Orange Politik spielt nun auch am grünen Rasen mit.

KLAGENFURT (OTS) - "Der Vorschlag der Neuaufstellung des FC
Kärnten sieht keineswegs nach einem Rückzug Haiders aus", hält VP-NRAbg. Klaus Auer fest. Sowohl Canori als Präsident, als auch Claudia Haider im Vorstand ließen darauf schließen, dass Haider seine "Getreuen" in Stellung gebracht habe.

"Die Beteuerungen Haiders, dass für den FCK keine allgemeinen Steuergelder fließen, sind differenziert zu betrachten", erklärt Auer, der eine Benachteiligung der anderen Kärntner Fußballvereine ortet. Es gebe zwar keine Landesförderung, doch dürfe man nicht vergessen, dass die Kelag ein Hauptsponsor sei. "Haider ist in seiner Funktion als Landeshauptmann der alleinige Eigentümervertreter des Landes in der Kelag", hält Auer fest.

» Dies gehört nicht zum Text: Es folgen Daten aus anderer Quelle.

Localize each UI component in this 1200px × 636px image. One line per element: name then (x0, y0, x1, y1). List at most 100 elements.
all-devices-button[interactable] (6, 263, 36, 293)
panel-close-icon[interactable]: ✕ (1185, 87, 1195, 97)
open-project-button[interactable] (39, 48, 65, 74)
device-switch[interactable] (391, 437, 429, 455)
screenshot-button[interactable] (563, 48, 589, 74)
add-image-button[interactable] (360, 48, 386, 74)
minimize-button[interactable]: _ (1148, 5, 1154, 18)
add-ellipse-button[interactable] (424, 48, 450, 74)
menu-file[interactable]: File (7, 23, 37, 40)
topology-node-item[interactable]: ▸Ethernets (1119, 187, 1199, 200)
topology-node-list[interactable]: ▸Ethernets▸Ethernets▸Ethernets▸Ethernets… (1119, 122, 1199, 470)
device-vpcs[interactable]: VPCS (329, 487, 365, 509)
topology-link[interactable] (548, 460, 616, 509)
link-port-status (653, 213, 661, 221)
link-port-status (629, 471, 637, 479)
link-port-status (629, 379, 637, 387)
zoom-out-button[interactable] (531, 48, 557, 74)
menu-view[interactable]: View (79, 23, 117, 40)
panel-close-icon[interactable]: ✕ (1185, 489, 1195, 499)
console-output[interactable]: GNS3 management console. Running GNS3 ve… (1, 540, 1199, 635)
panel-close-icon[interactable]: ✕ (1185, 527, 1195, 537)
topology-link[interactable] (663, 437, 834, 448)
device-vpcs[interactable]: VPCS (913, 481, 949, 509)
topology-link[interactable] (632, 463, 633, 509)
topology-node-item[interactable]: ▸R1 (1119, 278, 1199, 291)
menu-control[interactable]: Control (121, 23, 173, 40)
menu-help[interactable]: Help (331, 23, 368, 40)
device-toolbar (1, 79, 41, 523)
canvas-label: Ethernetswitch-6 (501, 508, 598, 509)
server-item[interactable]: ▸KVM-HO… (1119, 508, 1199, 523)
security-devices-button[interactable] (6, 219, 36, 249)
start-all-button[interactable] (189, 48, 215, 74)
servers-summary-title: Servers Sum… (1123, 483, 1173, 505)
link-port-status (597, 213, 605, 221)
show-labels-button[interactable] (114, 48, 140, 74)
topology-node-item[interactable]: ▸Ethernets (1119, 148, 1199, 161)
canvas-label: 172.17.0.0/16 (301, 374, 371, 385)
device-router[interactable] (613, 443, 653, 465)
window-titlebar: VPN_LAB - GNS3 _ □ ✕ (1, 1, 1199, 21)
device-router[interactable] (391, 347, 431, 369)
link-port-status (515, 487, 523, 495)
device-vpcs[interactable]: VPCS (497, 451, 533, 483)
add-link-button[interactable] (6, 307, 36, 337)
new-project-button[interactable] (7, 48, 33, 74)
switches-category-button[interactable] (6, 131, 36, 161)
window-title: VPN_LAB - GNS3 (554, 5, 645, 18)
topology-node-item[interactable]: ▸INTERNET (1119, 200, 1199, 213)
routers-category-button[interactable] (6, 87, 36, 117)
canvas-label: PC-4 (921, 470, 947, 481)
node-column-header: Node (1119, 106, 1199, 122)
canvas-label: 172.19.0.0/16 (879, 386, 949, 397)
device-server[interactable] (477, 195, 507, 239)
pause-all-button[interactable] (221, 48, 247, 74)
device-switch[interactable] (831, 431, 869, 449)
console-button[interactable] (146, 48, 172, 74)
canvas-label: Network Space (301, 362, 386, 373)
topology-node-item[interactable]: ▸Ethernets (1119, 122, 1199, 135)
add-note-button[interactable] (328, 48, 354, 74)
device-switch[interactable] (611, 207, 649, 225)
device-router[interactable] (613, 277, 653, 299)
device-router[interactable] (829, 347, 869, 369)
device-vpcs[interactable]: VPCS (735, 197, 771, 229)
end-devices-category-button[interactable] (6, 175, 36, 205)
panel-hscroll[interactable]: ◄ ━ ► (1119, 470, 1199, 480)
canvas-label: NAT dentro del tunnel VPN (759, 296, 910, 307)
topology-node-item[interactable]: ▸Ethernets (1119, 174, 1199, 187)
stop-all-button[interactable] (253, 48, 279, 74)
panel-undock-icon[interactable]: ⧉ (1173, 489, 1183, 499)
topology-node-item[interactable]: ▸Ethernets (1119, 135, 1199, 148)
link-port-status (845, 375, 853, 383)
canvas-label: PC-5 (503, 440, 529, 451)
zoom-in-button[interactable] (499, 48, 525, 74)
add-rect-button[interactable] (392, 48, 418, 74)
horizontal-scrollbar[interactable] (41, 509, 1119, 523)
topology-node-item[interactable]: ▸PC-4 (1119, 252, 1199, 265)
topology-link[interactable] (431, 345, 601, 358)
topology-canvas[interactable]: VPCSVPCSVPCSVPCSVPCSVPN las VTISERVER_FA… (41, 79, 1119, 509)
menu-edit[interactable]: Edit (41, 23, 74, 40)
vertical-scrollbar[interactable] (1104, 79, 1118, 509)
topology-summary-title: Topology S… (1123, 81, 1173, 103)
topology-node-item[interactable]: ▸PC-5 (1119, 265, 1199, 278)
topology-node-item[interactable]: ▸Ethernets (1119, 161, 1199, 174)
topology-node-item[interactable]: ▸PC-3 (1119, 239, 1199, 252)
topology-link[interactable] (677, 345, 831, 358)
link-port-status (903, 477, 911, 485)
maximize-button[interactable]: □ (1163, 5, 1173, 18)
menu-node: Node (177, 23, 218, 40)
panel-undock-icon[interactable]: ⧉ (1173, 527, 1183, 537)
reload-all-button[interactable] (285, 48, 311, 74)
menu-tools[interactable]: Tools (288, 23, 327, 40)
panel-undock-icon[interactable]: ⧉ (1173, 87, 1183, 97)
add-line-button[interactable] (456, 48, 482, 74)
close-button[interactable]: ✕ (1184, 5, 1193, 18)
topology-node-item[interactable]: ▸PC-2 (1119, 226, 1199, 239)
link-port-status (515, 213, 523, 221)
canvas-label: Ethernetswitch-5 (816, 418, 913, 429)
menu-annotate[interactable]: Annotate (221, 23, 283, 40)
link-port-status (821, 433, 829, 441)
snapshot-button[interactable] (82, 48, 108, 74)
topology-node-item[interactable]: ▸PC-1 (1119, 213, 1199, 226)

Das Kärntner Elektrizitätsunternehmen sei angehalten mit seinen Kundengeldern sorgsam umzugehen. "Schließlich hat die Kelag auch einen anderen Auftrag als Sport-Sponsering beim FCK", sagt Auer.

Der Mandatar verweise darauf, dass die Kelag mehr Geld in das marode Leitungsnetz investieren solle. "Schließlich habe gerade der Schneefall im März die Anfälligkeit und die Ausfälle des veralteten Netzes gezeigt", erklärt Auer abschließend.